Anom Gumanti menyebutkan ada beberapa kesimpulan tentang pokir ini yang didapatkan dalam rapat secara daring tersebut sebagai sebuah pengetahuan yang sangat berharga dalam rangka melaksanakan tugas kedewanan. Pertama, pokir itu harus melalui penyerapan aspirasi dari musrenbang kelurahan atau desa. Harus sudah terakomodir di tingkat kelurahan/desa. Kedua, melalui musrenbang kecamatan, dan yang ketiga melalui musrenbangda atau daerah yang di kabupaten. Kemudian masuk ke dalam SIPD (sistem informasi pemerintah daerah) dan masuk dalam RKPD (rencana kerja perangkat daerah) di pemerintah daerah.
”Kadang-kadang kan praktik ini menjadi program siluman, program yang tiba-tiba, karena tidak masuk melalui proses dari awal itu. Ini yang diingatkan. Dan saya juga akan berusaha mengingatkan kepada teman-teman (anggota dewan-red) agar proses ini bisa diikuti,” katanya.
Anom Gumanti juga menyebutkan yang krusial di dewan adalah gratifikasi. ”Tadi sudah sangat jelas sekali dijelaskan tentang apa unsur gratifikasi, apa-apa saja yang menjadi syarat-syarat gratifikasi. Kalau itu masih ada hubungannya dengan tugas tupoksi kedewanan, jelas itu disebut dengan gratifikasi. Apalagi bisa bertemu dengan pihak ketiga dan lain sebagainya, itu sudah yakin saya masuk dalam unsur gratifikasi. Kalau masih pribadi, tidak ada hubungannya dengan tupoksi kedewanan saya kira itu tidak masuk dalam kategori gratifikasi,” katanya.
Selain itu, kata dia, juga dijelaskan mengenai hukum pidana. ”Saya kira kalau di DPRD Badung ini, tentang hukum pidananya lebih banyak yang berhubungan di luar kapasitas. Salah satu contoh punya pokir dikawal harus ini, setelah masuk LPSE harus ini yang dimenangkan. Intervensi-intervensi seperti itu yang membawa dampak menjadi asas pidananya. Kita berharap teman-teman tidak melakukan hal-hal seperti itu. Biarkan semuanya berproses di eksekutif, siapapun yang menjadi pemenangnya. Mari kita melaksanakan tugas kita yaitu tugas tugas kontrol dan pengawasan,” katanya.

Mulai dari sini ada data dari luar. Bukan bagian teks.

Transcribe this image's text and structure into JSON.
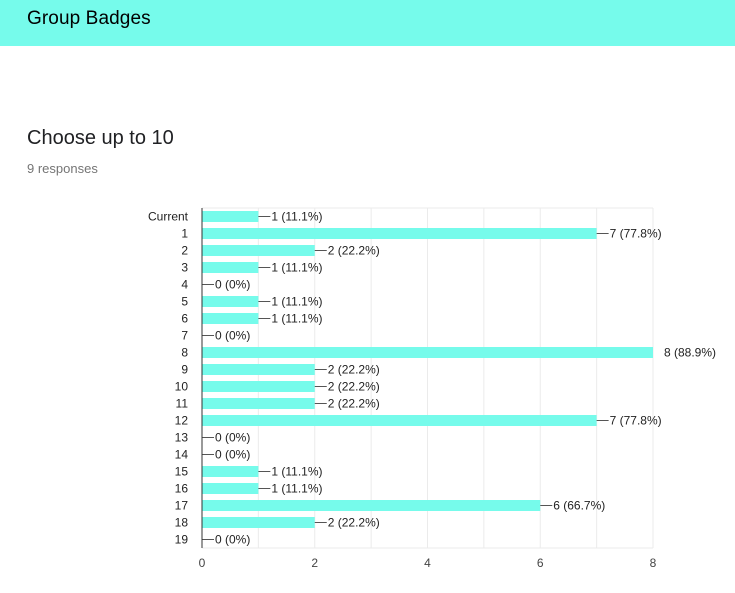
{
  "header": {
    "title": "Group Badges"
  },
  "question": {
    "title": "Choose up to 10",
    "responses": "9 responses"
  },
  "colors": {
    "header_bg": "#76fbeb",
    "bar": "#76fbeb",
    "grid": "#ebebeb",
    "axis": "#333333"
  },
  "chart_data": {
    "type": "bar",
    "orientation": "horizontal",
    "categories": [
      "Current",
      "1",
      "2",
      "3",
      "4",
      "5",
      "6",
      "7",
      "8",
      "9",
      "10",
      "11",
      "12",
      "13",
      "14",
      "15",
      "16",
      "17",
      "18",
      "19"
    ],
    "values": [
      1,
      7,
      2,
      1,
      0,
      1,
      1,
      0,
      8,
      2,
      2,
      2,
      7,
      0,
      0,
      1,
      1,
      6,
      2,
      0
    ],
    "data_labels": [
      "1 (11.1%)",
      "7 (77.8%)",
      "2 (22.2%)",
      "1 (11.1%)",
      "0 (0%)",
      "1 (11.1%)",
      "1 (11.1%)",
      "0 (0%)",
      "8 (88.9%)",
      "2 (22.2%)",
      "2 (22.2%)",
      "2 (22.2%)",
      "7 (77.8%)",
      "0 (0%)",
      "0 (0%)",
      "1 (11.1%)",
      "1 (11.1%)",
      "6 (66.7%)",
      "2 (22.2%)",
      "0 (0%)"
    ],
    "xlim": [
      0,
      8
    ],
    "x_ticks": [
      0,
      2,
      4,
      6,
      8
    ],
    "x_tick_labels": [
      "0",
      "2",
      "4",
      "6",
      "8"
    ],
    "grid": true
  }
}
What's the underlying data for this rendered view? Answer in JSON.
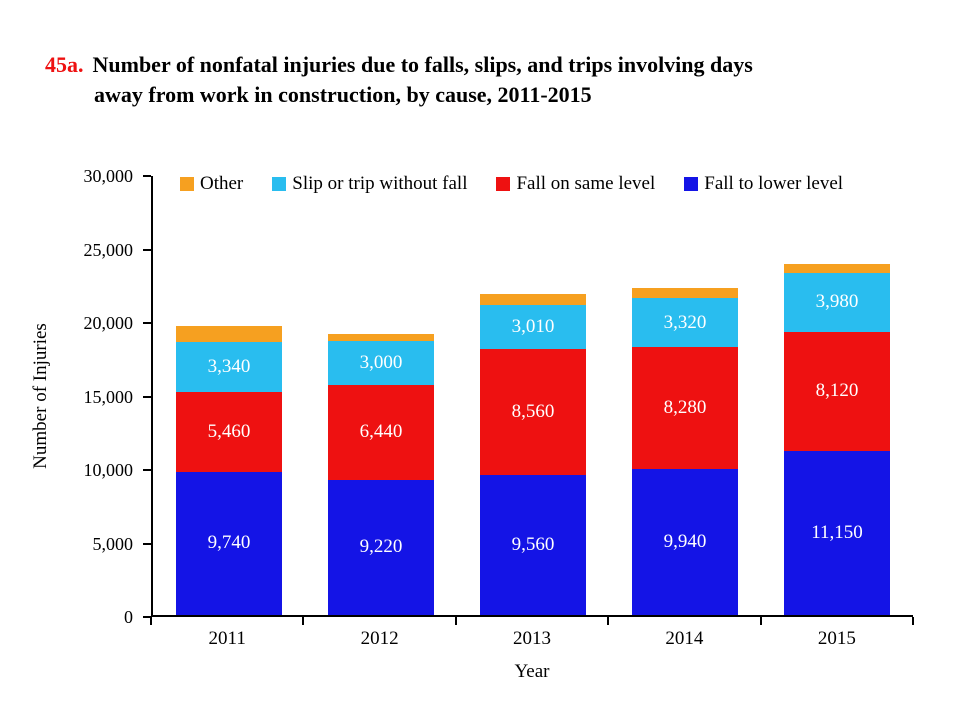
{
  "title": {
    "number": "45a.",
    "lines": [
      "Number of nonfatal injuries due to falls, slips, and trips involving days",
      "away from work in construction, by cause, 2011-2015"
    ]
  },
  "colors": {
    "title_number": "#ee1111",
    "axis": "#000000",
    "background": "#ffffff",
    "bar_label_text": "#ffffff"
  },
  "chart_data": {
    "type": "bar",
    "stacked": true,
    "title": "45a. Number of nonfatal injuries due to falls, slips, and trips involving days away from work in construction, by cause, 2011-2015",
    "xlabel": "Year",
    "ylabel": "Number of Injuries",
    "ylim": [
      0,
      30000
    ],
    "grid": false,
    "legend_position": "top-inside",
    "yticks": [
      {
        "value": 0,
        "label": "0"
      },
      {
        "value": 5000,
        "label": "5,000"
      },
      {
        "value": 10000,
        "label": "10,000"
      },
      {
        "value": 15000,
        "label": "15,000"
      },
      {
        "value": 20000,
        "label": "20,000"
      },
      {
        "value": 25000,
        "label": "25,000"
      },
      {
        "value": 30000,
        "label": "30,000"
      }
    ],
    "categories": [
      "2011",
      "2012",
      "2013",
      "2014",
      "2015"
    ],
    "series": [
      {
        "name": "Fall to lower level",
        "color": "#1414e6",
        "values": [
          9740,
          9220,
          9560,
          9940,
          11150
        ],
        "labels": [
          "9,740",
          "9,220",
          "9,560",
          "9,940",
          "11,150"
        ]
      },
      {
        "name": "Fall on same level",
        "color": "#ee1111",
        "values": [
          5460,
          6440,
          8560,
          8280,
          8120
        ],
        "labels": [
          "5,460",
          "6,440",
          "8,560",
          "8,280",
          "8,120"
        ]
      },
      {
        "name": "Slip or trip without fall",
        "color": "#29bdef",
        "values": [
          3340,
          3000,
          3010,
          3320,
          3980
        ],
        "labels": [
          "3,340",
          "3,000",
          "3,010",
          "3,320",
          "3,980"
        ]
      },
      {
        "name": "Other",
        "color": "#f6a020",
        "values": [
          1150,
          450,
          740,
          740,
          600
        ],
        "labels": [
          "",
          "",
          "",
          "",
          ""
        ],
        "unlabeled_estimate": true
      }
    ],
    "legend": [
      {
        "label": "Other",
        "color": "#f6a020"
      },
      {
        "label": "Slip or trip without fall",
        "color": "#29bdef"
      },
      {
        "label": "Fall on same level",
        "color": "#ee1111"
      },
      {
        "label": "Fall to lower level",
        "color": "#1414e6"
      }
    ]
  }
}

Ketika ditanya apakah sebelumnya saran KPK seperti dalam rapat tersebut tidak dijalankan, dia menyatakan perjalanan terdahulu pokir hanya bisa masuk di musrenbangda, tidak melalui musren kecamatan dan desa/kelurahan. ”Saya sudah tanyakan tadi, jadi seharusnya karena aspirasi yang diwakili oleh DPRD ini kan mulai dari bawah, dari masyarakat. Misalnya saya di Kecamatan Kuta, tentu di wilayah Kelurahan Kuta ada, di Kelurahan Kedongan ada dan lain sebagainya. Itu harus melalui musrenbang kelurahan dulu, setelah itu di kecamatan,” katanya.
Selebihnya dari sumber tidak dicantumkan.